Andrea Joss, Quester’s Vice President of Research, wrote a blog post last year about the company’s stance on hybrid research. To summarize her main point, Quester is not to be viewed as the “marriage” of qualitative and quantitative research, but rather the “love child” of the two methods – a linguistic nuance that you’ve come to expect from a language company like Quester. Andrea’s point was that the word “marriage” is used in the industry to talk about two independent methods of research uniting into a single design. But, at their core, they are still two different entities operating together. Like two people in a marriage. Clever. As the “love child” of the two traditional marketing research methods, Quester does not represent two entities, but instead what those entities together have created.

Let’s talk about the marriage of qualitative & quantitative.

What does marriage look like between qual & quant? Here are a few ways:

  1. A small sample of respondents is identified based on answers to a series of quantitative questions in an online study, then asked to partake in a live discussion. They click a link directing them a new site where they engage in an in-depth interview (IDI), focus group, or community discussion via webcam or chat.
  2. A quantitative study is conducted and when more information is needed to help explain the data, and focus groups or IDIs are then utilized after the fact.
  3. Online communities or focus groups conduct mini polls and report the quantitative data along with the qualitative results.

Solidifying these as hybrid solutions, the report from any of these options will provide qualitative explanation to the quantitative data. Both methods will be represented, on the same topic, in the same report. Hybrid.

In each of the cases above, traditional weaknesses to both of the quantitative and qualitative methods remain. Specifically, qualitative research still suffers from small sample sizes and quantitative data is only explained by a select few. It lacks the rigor of quantitative sampling and analysis.

Let’s talk about the Puggle of quantitative and qualitative in hybrid: Quester

The Puggle is a crossbreed that toys with genetics to bring the best of both breeds (Pug & Beagle) together in one little package. This dog is described as a “robust, healthy little dog with a playful spirit, a sense of humor and a desire to please” (vetstreet.com). Can you see why the Puggle needs to be the mascot for Quester’s seamlessly integrated hybrid solution?

A seamlessly integrated hybrid research design (the Puggle) doesn’t rely on the voice of only a few people. This design doesn’t require a respondent to leave one platform for another. It doesn’t ask them to wait for a live moderator when they get there.

This approach brings the rigor of quantitative sampling to qualitative research. It gives every single survey respondent the opportunity to voice their reasoning, their perspective, and their opinion. The Puggle approach to research gathers qualitative inquiry when it matters – at any point in the quantitative survey; it doesn’t have to be at the end or the beginning, but rather wherever it makes intuitive sense to have a conversation.

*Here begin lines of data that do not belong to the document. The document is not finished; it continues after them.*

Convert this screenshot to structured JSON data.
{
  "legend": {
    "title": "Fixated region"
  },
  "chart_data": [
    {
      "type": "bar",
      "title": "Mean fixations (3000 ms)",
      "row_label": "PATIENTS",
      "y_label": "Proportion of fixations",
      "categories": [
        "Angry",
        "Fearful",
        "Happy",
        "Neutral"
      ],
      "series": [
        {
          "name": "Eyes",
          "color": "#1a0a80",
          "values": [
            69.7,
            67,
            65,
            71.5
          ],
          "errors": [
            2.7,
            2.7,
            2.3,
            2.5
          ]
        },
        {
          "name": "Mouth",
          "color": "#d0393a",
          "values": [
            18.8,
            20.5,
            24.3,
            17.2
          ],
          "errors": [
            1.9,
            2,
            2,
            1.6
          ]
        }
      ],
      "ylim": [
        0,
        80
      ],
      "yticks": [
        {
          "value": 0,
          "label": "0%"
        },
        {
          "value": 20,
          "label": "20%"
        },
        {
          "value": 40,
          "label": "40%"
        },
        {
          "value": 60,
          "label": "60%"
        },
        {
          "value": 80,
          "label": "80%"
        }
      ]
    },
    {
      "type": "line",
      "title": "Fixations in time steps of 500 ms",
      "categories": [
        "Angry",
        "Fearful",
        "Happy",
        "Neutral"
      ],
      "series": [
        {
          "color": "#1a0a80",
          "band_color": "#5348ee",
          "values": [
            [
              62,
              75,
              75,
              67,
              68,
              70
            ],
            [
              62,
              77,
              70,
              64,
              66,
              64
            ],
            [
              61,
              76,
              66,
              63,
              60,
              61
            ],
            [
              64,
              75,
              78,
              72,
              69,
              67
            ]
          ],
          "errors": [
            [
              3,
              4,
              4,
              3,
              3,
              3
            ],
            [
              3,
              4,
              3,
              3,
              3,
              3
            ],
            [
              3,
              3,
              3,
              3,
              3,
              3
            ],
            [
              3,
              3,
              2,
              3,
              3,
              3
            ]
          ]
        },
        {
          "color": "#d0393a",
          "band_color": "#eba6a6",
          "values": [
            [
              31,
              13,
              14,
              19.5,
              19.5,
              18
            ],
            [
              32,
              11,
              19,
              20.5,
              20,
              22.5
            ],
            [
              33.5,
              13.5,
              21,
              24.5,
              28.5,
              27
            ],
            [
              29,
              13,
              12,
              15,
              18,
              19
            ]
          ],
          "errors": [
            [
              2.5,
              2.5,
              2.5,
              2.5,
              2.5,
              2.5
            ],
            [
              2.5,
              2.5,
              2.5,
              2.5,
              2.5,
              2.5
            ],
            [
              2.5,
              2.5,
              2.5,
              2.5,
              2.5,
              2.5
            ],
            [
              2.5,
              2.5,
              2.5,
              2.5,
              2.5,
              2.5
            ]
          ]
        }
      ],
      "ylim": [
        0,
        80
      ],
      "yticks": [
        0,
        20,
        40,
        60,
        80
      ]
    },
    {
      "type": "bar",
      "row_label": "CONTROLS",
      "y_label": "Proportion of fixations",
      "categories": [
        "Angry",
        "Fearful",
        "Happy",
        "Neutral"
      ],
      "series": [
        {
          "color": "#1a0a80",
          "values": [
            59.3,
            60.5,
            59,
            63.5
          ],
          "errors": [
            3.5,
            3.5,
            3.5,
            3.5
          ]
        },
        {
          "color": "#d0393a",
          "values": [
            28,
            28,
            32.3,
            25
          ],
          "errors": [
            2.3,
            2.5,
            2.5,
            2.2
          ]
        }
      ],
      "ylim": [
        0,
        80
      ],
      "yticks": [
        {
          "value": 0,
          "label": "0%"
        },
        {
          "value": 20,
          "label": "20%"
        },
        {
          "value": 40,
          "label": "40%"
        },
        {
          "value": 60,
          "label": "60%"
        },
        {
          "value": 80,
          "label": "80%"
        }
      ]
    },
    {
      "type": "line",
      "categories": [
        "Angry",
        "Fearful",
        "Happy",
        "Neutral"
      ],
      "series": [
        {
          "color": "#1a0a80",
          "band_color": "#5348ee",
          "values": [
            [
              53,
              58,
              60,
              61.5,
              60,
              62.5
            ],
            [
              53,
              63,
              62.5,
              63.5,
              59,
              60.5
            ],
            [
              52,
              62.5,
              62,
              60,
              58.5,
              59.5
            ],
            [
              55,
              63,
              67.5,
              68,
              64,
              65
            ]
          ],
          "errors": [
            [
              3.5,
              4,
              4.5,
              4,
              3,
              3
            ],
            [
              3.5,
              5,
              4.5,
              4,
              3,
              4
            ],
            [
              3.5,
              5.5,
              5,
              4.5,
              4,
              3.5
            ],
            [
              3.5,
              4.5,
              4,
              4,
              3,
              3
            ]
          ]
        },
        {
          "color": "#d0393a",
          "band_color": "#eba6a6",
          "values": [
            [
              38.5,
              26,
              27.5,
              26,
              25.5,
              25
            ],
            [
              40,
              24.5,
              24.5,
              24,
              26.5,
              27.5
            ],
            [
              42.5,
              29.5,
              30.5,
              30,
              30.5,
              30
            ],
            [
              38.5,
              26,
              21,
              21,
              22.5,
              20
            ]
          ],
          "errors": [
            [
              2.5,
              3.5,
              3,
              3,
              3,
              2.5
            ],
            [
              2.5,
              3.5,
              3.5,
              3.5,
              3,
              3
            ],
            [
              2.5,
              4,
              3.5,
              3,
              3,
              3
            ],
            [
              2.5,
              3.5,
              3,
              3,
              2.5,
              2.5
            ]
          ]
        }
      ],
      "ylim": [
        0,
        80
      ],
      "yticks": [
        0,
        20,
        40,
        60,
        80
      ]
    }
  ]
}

Can you look at Quester’s research and recognize distinctions between quantitative and qualitative? Can you pick them apart and separate them? Yes and yes. It’s no different than looking into the eyes of a child and seeing a resemblance of mom or dad. Or, in this case, looking at that baby Puggle and seeing a little Pug and a little Beagle.

But the quality of and breadth of language to help explain data is profound. Conducting IDI’s with 350 people scattered across the country from a representative study is comforting – especially when it takes all the guess work out of the interpretation.

Quester wants you to experience the impact of a seamlessly integrated hybrid design. Remember, the Puggle was described as a “robust, healthy little dog with a playful spirit, a sense of humor and a desire to please.” Who wouldn’t want that on their research team?!